NPR’s Mark Stencel to discuss growing influence of digital media in campaigns
Mark Stencel, National Public Radio’s managing editor for digital news, will discuss “Media Coverage and Presidential Elections” beginning at 7 p.m. Tuesday, Oct. 9, at Northern Illinois University’s Barsema Alumni and Visitors Center.
Stencel is responsible for overseeing the journalism on NPR’s website and other digital platforms.
Since Stencel joined NPR in 2009, the network has been recognized as one of industry’s leading digital news services, honored with the 2011 Eppy award for best journalism website from Editor & Publisher, a 2010 National Press Foundation award for excellence in online journalism, two Edward R. Murrow Awards, a Peabody award, and the 2011 Webby and People’s Voice awards for news from the International Academy of Digital Arts and Sciences.
“I think what is interesting about Mark’s background is that Mark is somebody who runs all the digital news media for NPR, and we’ve seen in the last several elections—and certainly in and since the last election cycle—an increase in [use of] the internet, an increase in blogging,” says Matt Streb, chair of the NIU Political Science Department. “You had bloggers at the national conventions. I mean, blogging is all over the place.”
With presidential and vice presidential debates taking place throughout the month of October, the 2012 campaign offers a unique opportunity to examine how news media covers the run up to the election.
“The old days of the newspaper where you waited to get the news in the morning is long gone, so I think it’s going to be interesting to hear Mark talk about how the media chooses to cover what they choose to cover and how these new technologies have changed the way they cover presidential campaigns and politics in general,” Streb adds.
“I think this is an especially timely topic; it’s a topic that should be of interest to our students.
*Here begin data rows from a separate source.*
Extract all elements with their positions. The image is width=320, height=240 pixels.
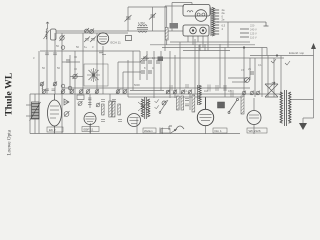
svg-text:Loewe Opta: Loewe Opta [7,129,13,155]
svg-text:5000: 5000 [134,83,140,87]
svg-text:Dm 1: Dm 1 [215,129,222,133]
svg-text:240 V: 240 V [250,27,257,31]
svg-text:0,1: 0,1 [258,63,262,67]
svg-text:220: 220 [250,24,255,28]
svg-text:0,1: 0,1 [120,87,124,91]
svg-text:6+: 6+ [84,45,87,49]
svg-text:1M: 1M [204,89,208,93]
svg-text:6,3: 6,3 [222,24,226,28]
svg-text:ECH 11: ECH 11 [111,41,122,45]
svg-text:EBF 11: EBF 11 [84,128,94,132]
svg-text:EK 2: EK 2 [49,128,56,132]
svg-text:125 V: 125 V [250,31,257,35]
svg-text:Wh 2126: Wh 2126 [249,129,261,133]
svg-text:Wellen: Wellen [144,129,153,133]
svg-text:Thule WL: Thule WL [4,72,15,116]
svg-text:0,5: 0,5 [228,89,232,93]
svg-text:0,1: 0,1 [184,89,188,93]
svg-text:110 V: 110 V [250,35,257,39]
svg-text:Erdentf. Lsp: Erdentf. Lsp [289,51,305,55]
svg-text:0,5: 0,5 [166,89,170,93]
svg-text:1,5M: 1,5M [138,21,145,25]
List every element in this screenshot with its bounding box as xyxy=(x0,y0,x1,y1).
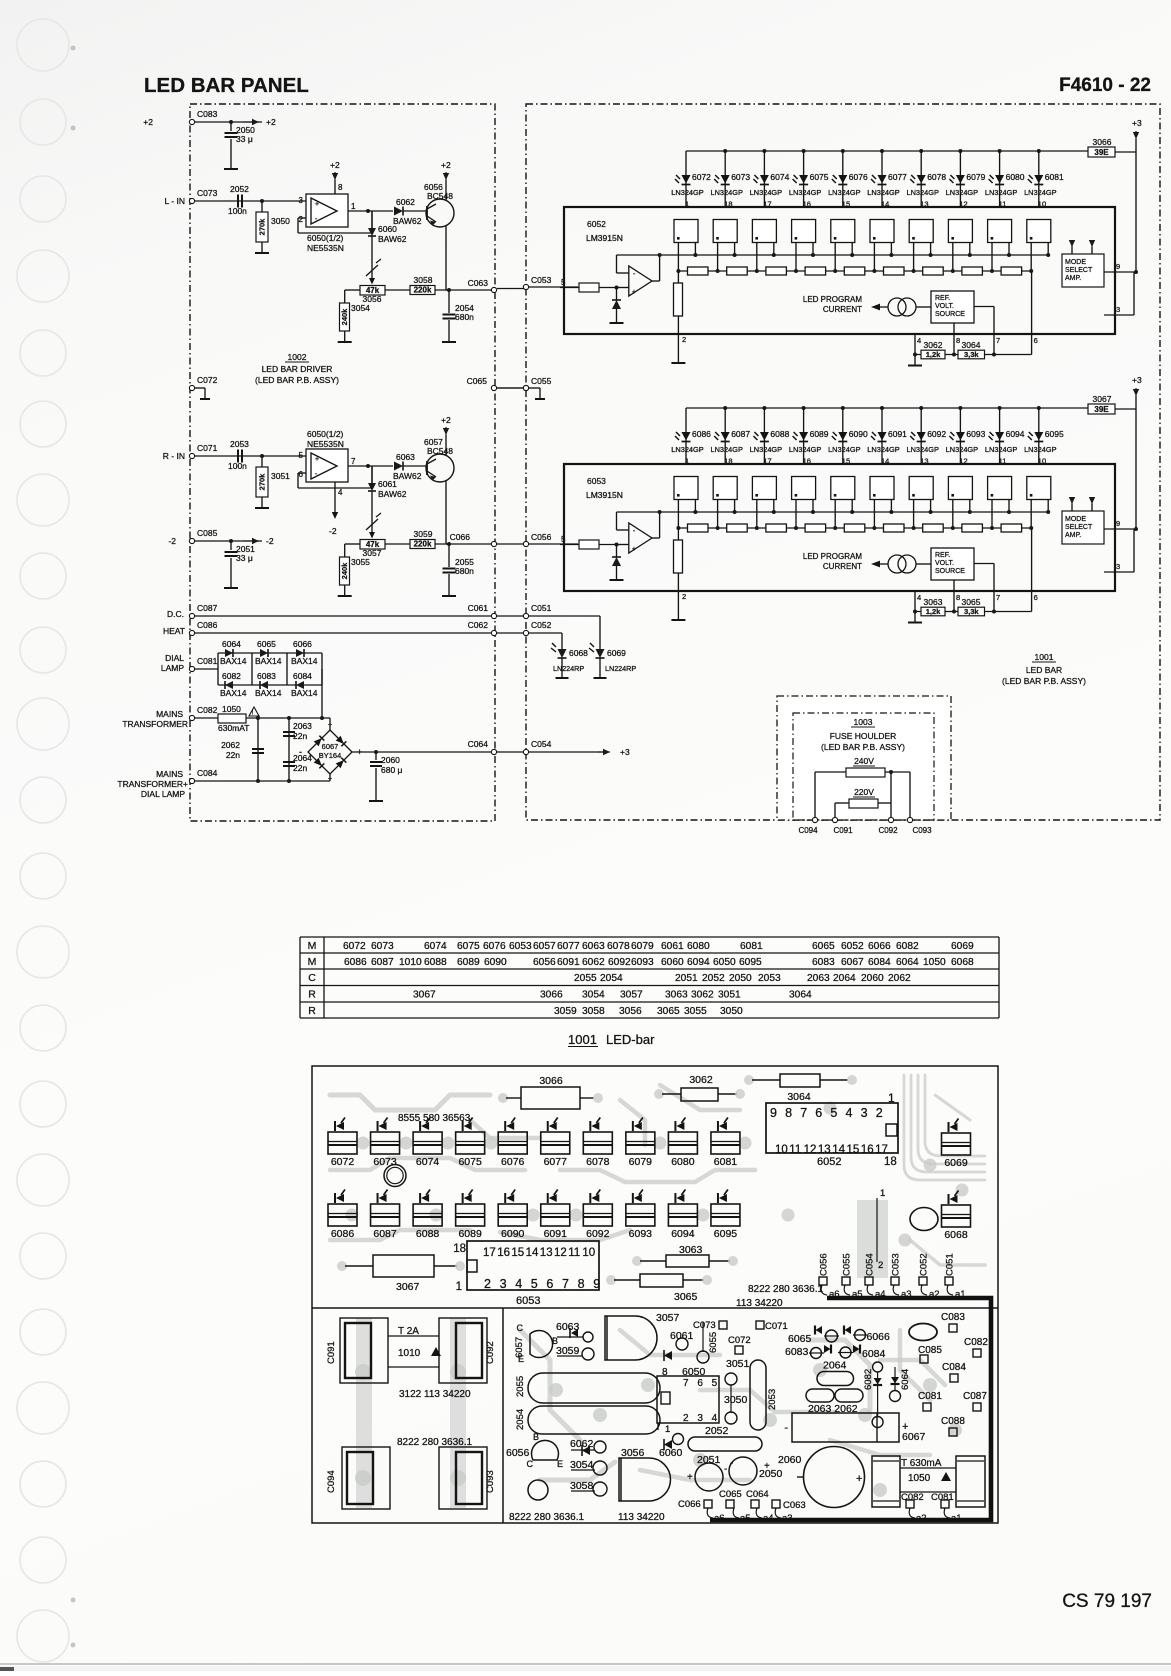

We have several courses, including a course on the media in the Political Science Department that I believe has 90 students in it, so there really should be a strong student turnout,” Streb explains. “I think this is something with NPR co-sponsoring this series that there should be a lot of listeners to NPR that should also find this interesting since Mark is coming in.”
The format will be different from the first of NIU’s Presidential Speaker Series events, which had two speakers give relatively short presentations moderated by Streb. Stencel’s presentation will consist of approximately 45 minutes of an overview of today’s media landscape as relates to presidential election coverage followed by a 45 minute question-and-answer period.
“I’m excited about this presentation because we will have plenty of time for the audience members to ask questions,” added Streb.
The third installment of the series will be led by Emery University’s Alan Abramowitz, who will deliver a presentation titled “Predicting the 2012 Presidential Election” at 6 p.m. Thursday, Oct. 18, in the Holmes Student Center Sky Room.
Abramowitz is a popular expert on national politics, polling and elections. His expertise includes election forecasting models, party realignment in the United States, congressional elections and the effects of political campaigns on the electorate.
The Presidential Speaker Series concludes with an evening with former U.S. Speaker of the House J. Dennis Hastert, a Republican from west suburban Yorkville, and Bill Lipinski, a Democratic member of the U.S. House from 1983 to 2005, representing a Chicago district. Moderated by Professor Streb, the post-election talk will be held at 7:30 p.m. Thursday, Nov. 8, in the Event Room of NIU-Naperville, with bus rides provided from DeKalb to NIU students who would like to attend.